Johnson’s vision was to transform JCP into Main Street — a collection of boutique-like stores within a store, built around compelling and differentiated brands with events and experiences to attract families and shoppers. (Best Buy, are you listening?) One way to pay for the in-store extras was to wean Penny’s off its endless “coupon-based discounting,” which is costly on all kinds of levels: high campaign costs, lower average selling prices and higher operations costs due to more variable demand, and constant re-pricing of merchandise.
Johnson and Francis’s mistake was to start the transformation process by changing pricing tactics. They largely eliminated day-long or weekend-long discounts, replacing them with month-long discounted pricing and significantly reducing shorter-term pricing promotions and advertising behind them.
This move was a mistake on two levels. First, they didn’t learn from history. Macy’s tried to eliminate intense coupons but no other chains followed their lead, so the tactic failed. Second, business model thinking should have informed the dynamic duo with Target roots that pricing changes are only effective if the customer perceives a difference in value.
All customers buy on value, which is the gap in their mind between benefits and costs. The benefits and costs can be tangible (price paid) or intangible (the emotional thrill of finding a deal). All that matters is what the customer thinks, not what the seller advertises. And customers’ value calculations need not be rationale. In fact, the calculation is often unconscious, a process to which we then add after-the-fact rationalizations.
When customers see no difference between JC Penney, Kohl’s, Walmart, Sears, and Target, for example, highest value is driven solely by price. Consumers interpreted the elimination of coupons and sales by JCP as meaning the stores were charging higher prices (even if they were not). That reduced traffic in the aisles. And since JCP did not change its merchandise or shopping experience, there was nothing to draw in new customers. Result? Revenue shortfalls.
Harvey Briggs, a creative marketing talent who writes the “My View From the Shore” blog, said it well, “Making their sales events a month long and promoting them less won’t suddenly have consumers breaking down the doors. If the advertising doesn’t make the cash register ring on the first weekend of the month, it won’t magically become effective on the last.”

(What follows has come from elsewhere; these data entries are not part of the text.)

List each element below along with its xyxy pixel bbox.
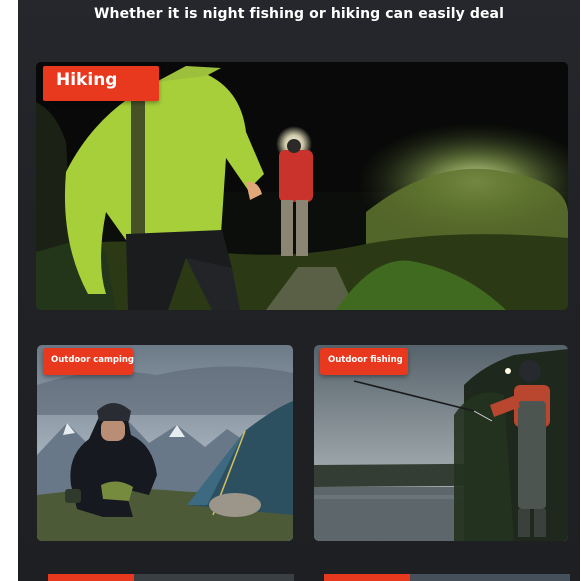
page: Whether it is night fishing or hiking ca… (0, 0, 581, 581)
next-badge-peek (324, 574, 410, 581)
hiking-badge: Hiking (43, 66, 159, 101)
next-photo-peek (410, 574, 570, 581)
next-badge-peek (48, 574, 134, 581)
product-panel: Whether it is night fishing or hiking ca… (18, 0, 580, 581)
camping-badge: Outdoor camping (43, 348, 134, 375)
headline: Whether it is night fishing or hiking ca… (93, 6, 505, 22)
fishing-badge: Outdoor fishing (320, 348, 408, 375)
next-photo-peek (134, 574, 294, 581)
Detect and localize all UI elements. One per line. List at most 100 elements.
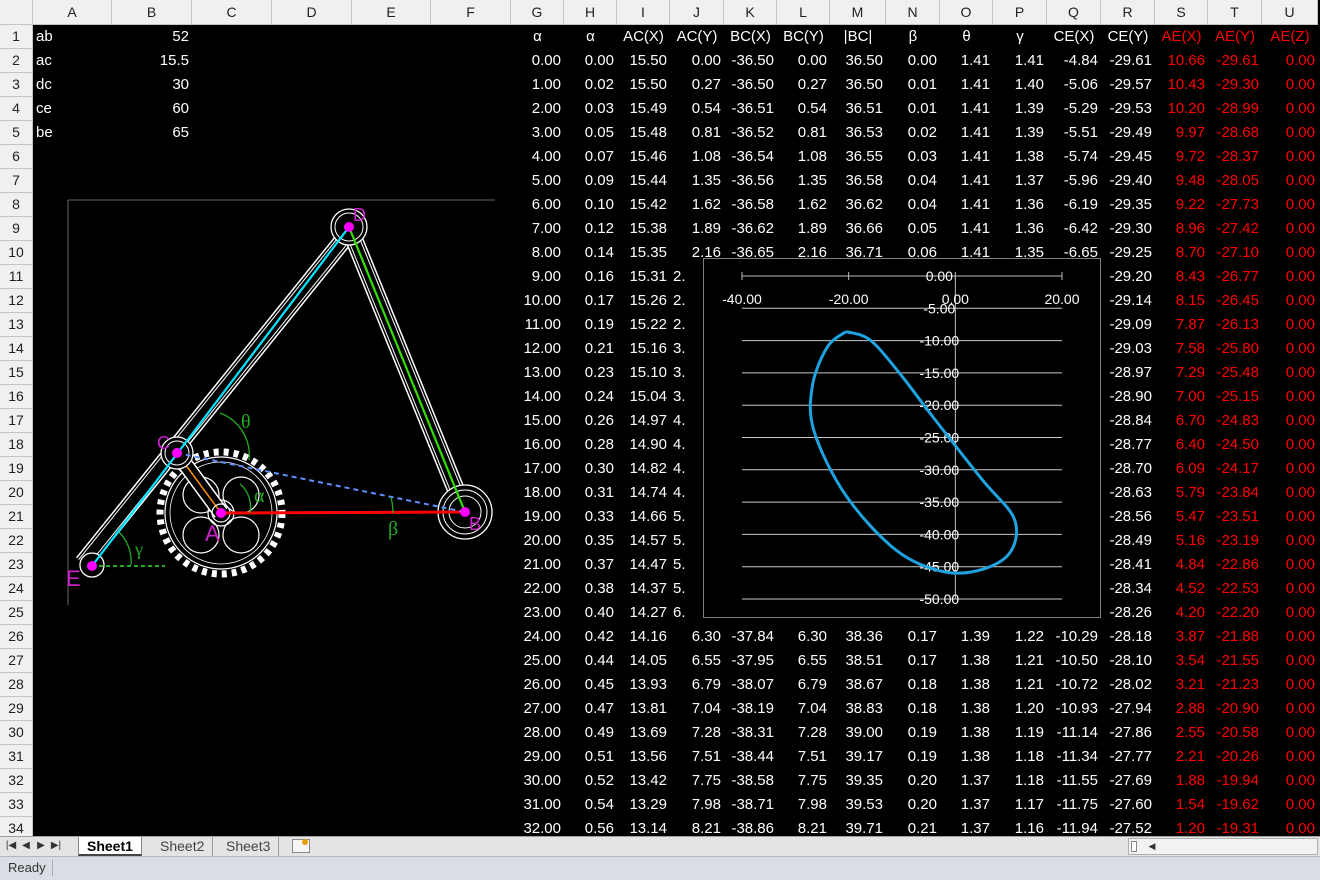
column-header-d[interactable]: D <box>272 0 352 25</box>
param-value-cell[interactable]: 15.5 <box>112 49 192 73</box>
column-header-s[interactable]: S <box>1155 0 1208 25</box>
table-cell[interactable]: -27.60 <box>1101 793 1155 817</box>
table-cell[interactable]: 29.00 <box>511 745 564 769</box>
table-header-cell[interactable]: CE(X) <box>1047 25 1101 49</box>
table-cell[interactable]: 0.17 <box>886 649 940 673</box>
table-cell[interactable]: -23.51 <box>1208 505 1262 529</box>
table-cell[interactable]: 1.17 <box>993 793 1047 817</box>
table-cell[interactable]: 7.51 <box>670 745 724 769</box>
table-cell[interactable]: 36.50 <box>830 73 886 97</box>
row-header-18[interactable]: 18 <box>0 433 33 457</box>
table-cell[interactable]: -38.44 <box>724 745 777 769</box>
table-cell[interactable]: 0.27 <box>777 73 830 97</box>
table-cell[interactable]: 1.39 <box>993 121 1047 145</box>
table-cell[interactable]: 9.48 <box>1155 169 1208 193</box>
table-cell[interactable]: 7.28 <box>670 721 724 745</box>
row-header-4[interactable]: 4 <box>0 97 33 121</box>
table-cell[interactable]: -38.71 <box>724 793 777 817</box>
table-cell[interactable]: -28.41 <box>1101 553 1155 577</box>
table-cell[interactable]: -28.02 <box>1101 673 1155 697</box>
table-cell[interactable]: -25.48 <box>1208 361 1262 385</box>
row-header-10[interactable]: 10 <box>0 241 33 265</box>
table-cell[interactable]: 6.70 <box>1155 409 1208 433</box>
table-cell[interactable]: 10.20 <box>1155 97 1208 121</box>
table-cell[interactable]: 2.21 <box>1155 745 1208 769</box>
row-header-32[interactable]: 32 <box>0 769 33 793</box>
row-header-12[interactable]: 12 <box>0 289 33 313</box>
table-cell[interactable]: -10.50 <box>1047 649 1101 673</box>
table-cell[interactable]: 0.00 <box>670 49 724 73</box>
table-cell[interactable]: 0.00 <box>1262 145 1318 169</box>
table-cell[interactable]: -27.42 <box>1208 217 1262 241</box>
table-cell[interactable]: 0.00 <box>1262 313 1318 337</box>
table-cell[interactable]: -10.72 <box>1047 673 1101 697</box>
table-cell[interactable]: 0.52 <box>564 769 617 793</box>
table-cell[interactable]: 15.26 <box>617 289 670 313</box>
param-name-cell[interactable]: dc <box>33 73 112 97</box>
row-header-9[interactable]: 9 <box>0 217 33 241</box>
table-cell[interactable]: 21.00 <box>511 553 564 577</box>
table-cell[interactable]: -5.29 <box>1047 97 1101 121</box>
table-cell[interactable]: 4.84 <box>1155 553 1208 577</box>
table-cell[interactable]: 0.00 <box>1262 457 1318 481</box>
table-cell[interactable]: 8.15 <box>1155 289 1208 313</box>
table-header-cell[interactable]: α <box>564 25 617 49</box>
table-cell[interactable]: 0.45 <box>564 673 617 697</box>
table-cell[interactable]: 1.36 <box>993 193 1047 217</box>
table-cell[interactable]: 1.18 <box>993 745 1047 769</box>
table-cell[interactable]: 1.38 <box>940 697 993 721</box>
row-header-7[interactable]: 7 <box>0 169 33 193</box>
table-cell[interactable]: 12.00 <box>511 337 564 361</box>
table-cell[interactable]: -11.34 <box>1047 745 1101 769</box>
table-cell[interactable]: 14.00 <box>511 385 564 409</box>
table-cell[interactable]: 3.21 <box>1155 673 1208 697</box>
table-cell[interactable]: 0.00 <box>1262 241 1318 265</box>
table-cell[interactable]: -26.13 <box>1208 313 1262 337</box>
table-cell[interactable]: 1.18 <box>993 769 1047 793</box>
column-header-i[interactable]: I <box>617 0 670 25</box>
table-cell[interactable]: 15.38 <box>617 217 670 241</box>
table-cell[interactable]: -36.52 <box>724 121 777 145</box>
table-cell[interactable]: 8.21 <box>670 817 724 836</box>
row-header-25[interactable]: 25 <box>0 601 33 625</box>
table-cell[interactable]: 15.10 <box>617 361 670 385</box>
row-header-34[interactable]: 34 <box>0 817 33 836</box>
table-cell[interactable]: 15.48 <box>617 121 670 145</box>
table-cell[interactable]: 1.39 <box>940 625 993 649</box>
table-cell[interactable]: 4.00 <box>511 145 564 169</box>
table-cell[interactable]: -4.84 <box>1047 49 1101 73</box>
table-cell[interactable]: -27.94 <box>1101 697 1155 721</box>
table-cell[interactable]: 0.18 <box>886 697 940 721</box>
table-cell[interactable]: 1.88 <box>1155 769 1208 793</box>
table-cell[interactable]: 7.98 <box>670 793 724 817</box>
table-cell[interactable]: 5.47 <box>1155 505 1208 529</box>
table-cell[interactable]: 24.00 <box>511 625 564 649</box>
table-cell[interactable]: 36.51 <box>830 97 886 121</box>
column-header-g[interactable]: G <box>511 0 564 25</box>
table-cell[interactable]: 0.04 <box>886 169 940 193</box>
row-header-5[interactable]: 5 <box>0 121 33 145</box>
table-cell[interactable]: -38.31 <box>724 721 777 745</box>
table-cell[interactable]: -28.26 <box>1101 601 1155 625</box>
row-header-23[interactable]: 23 <box>0 553 33 577</box>
table-cell[interactable]: 8.43 <box>1155 265 1208 289</box>
column-header-m[interactable]: M <box>830 0 886 25</box>
table-cell[interactable]: 0.44 <box>564 649 617 673</box>
table-cell[interactable]: -28.77 <box>1101 433 1155 457</box>
table-cell[interactable]: 0.00 <box>1262 721 1318 745</box>
table-cell[interactable]: 1.35 <box>670 169 724 193</box>
table-cell[interactable]: 14.66 <box>617 505 670 529</box>
column-header-r[interactable]: R <box>1101 0 1155 25</box>
table-cell[interactable]: 0.17 <box>886 625 940 649</box>
table-cell[interactable]: -29.35 <box>1101 193 1155 217</box>
table-cell[interactable]: 0.16 <box>564 265 617 289</box>
table-cell[interactable]: 5.00 <box>511 169 564 193</box>
table-cell[interactable]: 15.50 <box>617 49 670 73</box>
table-cell[interactable]: 0.28 <box>564 433 617 457</box>
table-cell[interactable]: 36.62 <box>830 193 886 217</box>
table-cell[interactable]: 0.27 <box>670 73 724 97</box>
table-cell[interactable]: 0.05 <box>886 217 940 241</box>
table-cell[interactable]: 1.37 <box>940 769 993 793</box>
table-cell[interactable]: 7.04 <box>670 697 724 721</box>
table-cell[interactable]: 0.54 <box>777 97 830 121</box>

Johnson needed to first change the offering. Create a compelling and hard-to-copy value promise to his target market and then align everything to deliver on that value promise. Since coupons are what currently draws people to shop, he needed to find a replacement “draw” that would be even more compelling. The opportunity is there since most women have grown to hate managing coupons and only do so to avoid being duped into paying a higher price than necessary.
I wonder what drew Johnson into revealing his entire store strategy publicly before experimenting with different store concepts in one location or even in a virtual world? Apple kept its new store under wraps until Johnson and CEO Steve Jobs felt the designed experience was just right. Perhaps Johnson’s past success created a belief that he could easily change everything about soft goods retail. What a mistake! Shoppers are too fickle to ever believe you can have the entire answer before you start a transformation. Johnson should have known that experimentation and learning is mandatory in today’s intensely competitive and commoditized retail environment.